Hacker News new | ask | show | jobs
by jandrewrogers 4708 days ago
Both GCC and Clang are surprisingly mediocre at this kind of optimization. I write a lot of extreme performance integer algorithms and those compilers only seem to find "obvious" parallel instruction schedules about half the time even in isolated contexts.

Fortunately, it is pretty simple to induce the desired optimization from the C code without resorting to much cleverness. The compilers miss these optimizations often enough that I frequently double check if I care. Still, it requires fairly detailed knowledge of the microarchitecture.

I do not do microarchitecture optimization work very often. The last time I did, it was to design a faster, better hash function to replace Google's CityHash (and the result was faster and stronger). For most codes, memory behaviors dominate with respect to performance.

2 comments

> Both GCC and Clang are surprisingly mediocre at this kind of optimization.

Clang, at least, has gotten significantly better in the past year (I haven’t used GCC for a while), but there’s certainly room for improvement. Please report bugs for cases that your compiler misses if you can spare a few minutes.

Have you published your hash function?
Not yet but will soon. It is not just one function but an entire family of functions with some interesting aspects beyond just the algorithms.

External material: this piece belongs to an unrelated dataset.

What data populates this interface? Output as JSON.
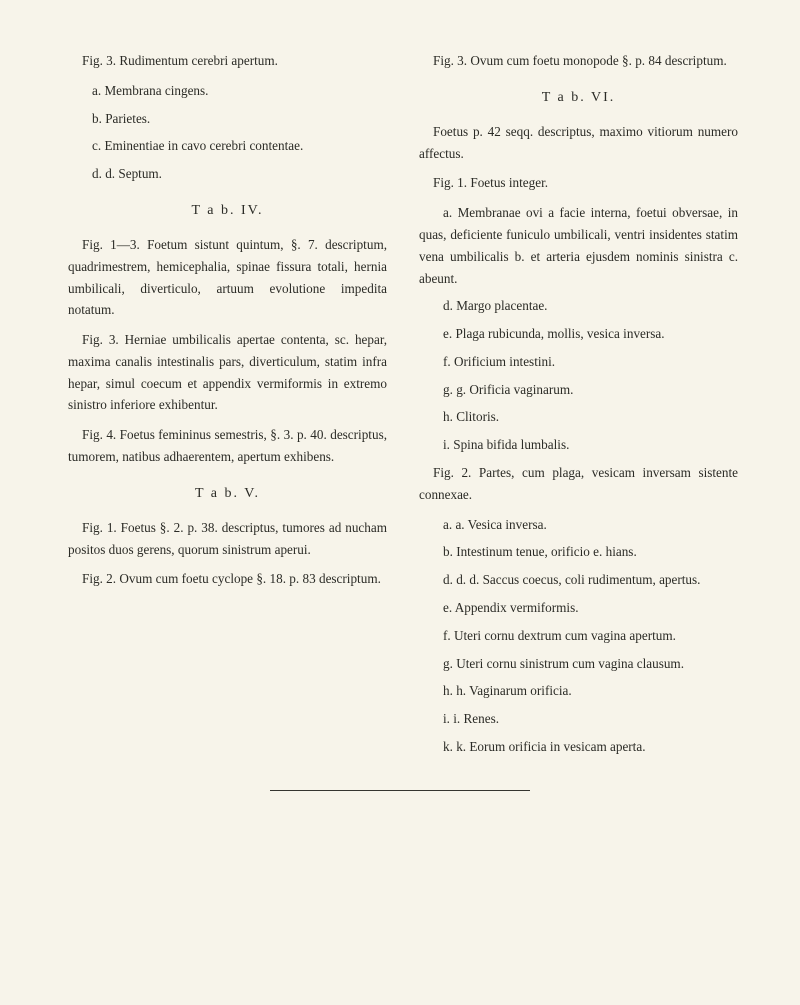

The hash functions were algorithmically optimized around a scaffolding I designed that guaranteed certain performance characteristics and easy analyzability. It has literally produced many, many thousands of high quality hash functions. Tens of thousands of CPU hours have been burned on the optimization process, which is still running, and the ones that have been put into use so far were early samples pulled out of that process but the hash functions still being processed in the pipeline are statistically more robust than the earlier versions. Much easier than trying to design them the old fashioned way. At some point soon, since the optimization is converging, I will evaluate the most promising parts of the phase space to select the strongest and most aesthetic functions and publish those into the public domain.

how does it compare to, say, tabulation as in

Mihai Patrascu, Mikkel Thorup: The Power of Simple Tabulation Hashing. J. ACM 59(3): 14 (2012) http://doi.acm.org/10.1145/2220357.2220361 (free version: http://arxiv.org/abs/1011.5200)

or also

Mihai Patrascu, Mikkel Thorup: Twisted Tabulation Hashing. SODA 2013: 209-228 http://knowledgecenter.siam.org/0236-000005/

This is exactly what I was planning on doing one of these days. After looking at CityHash I was sure it could be beat.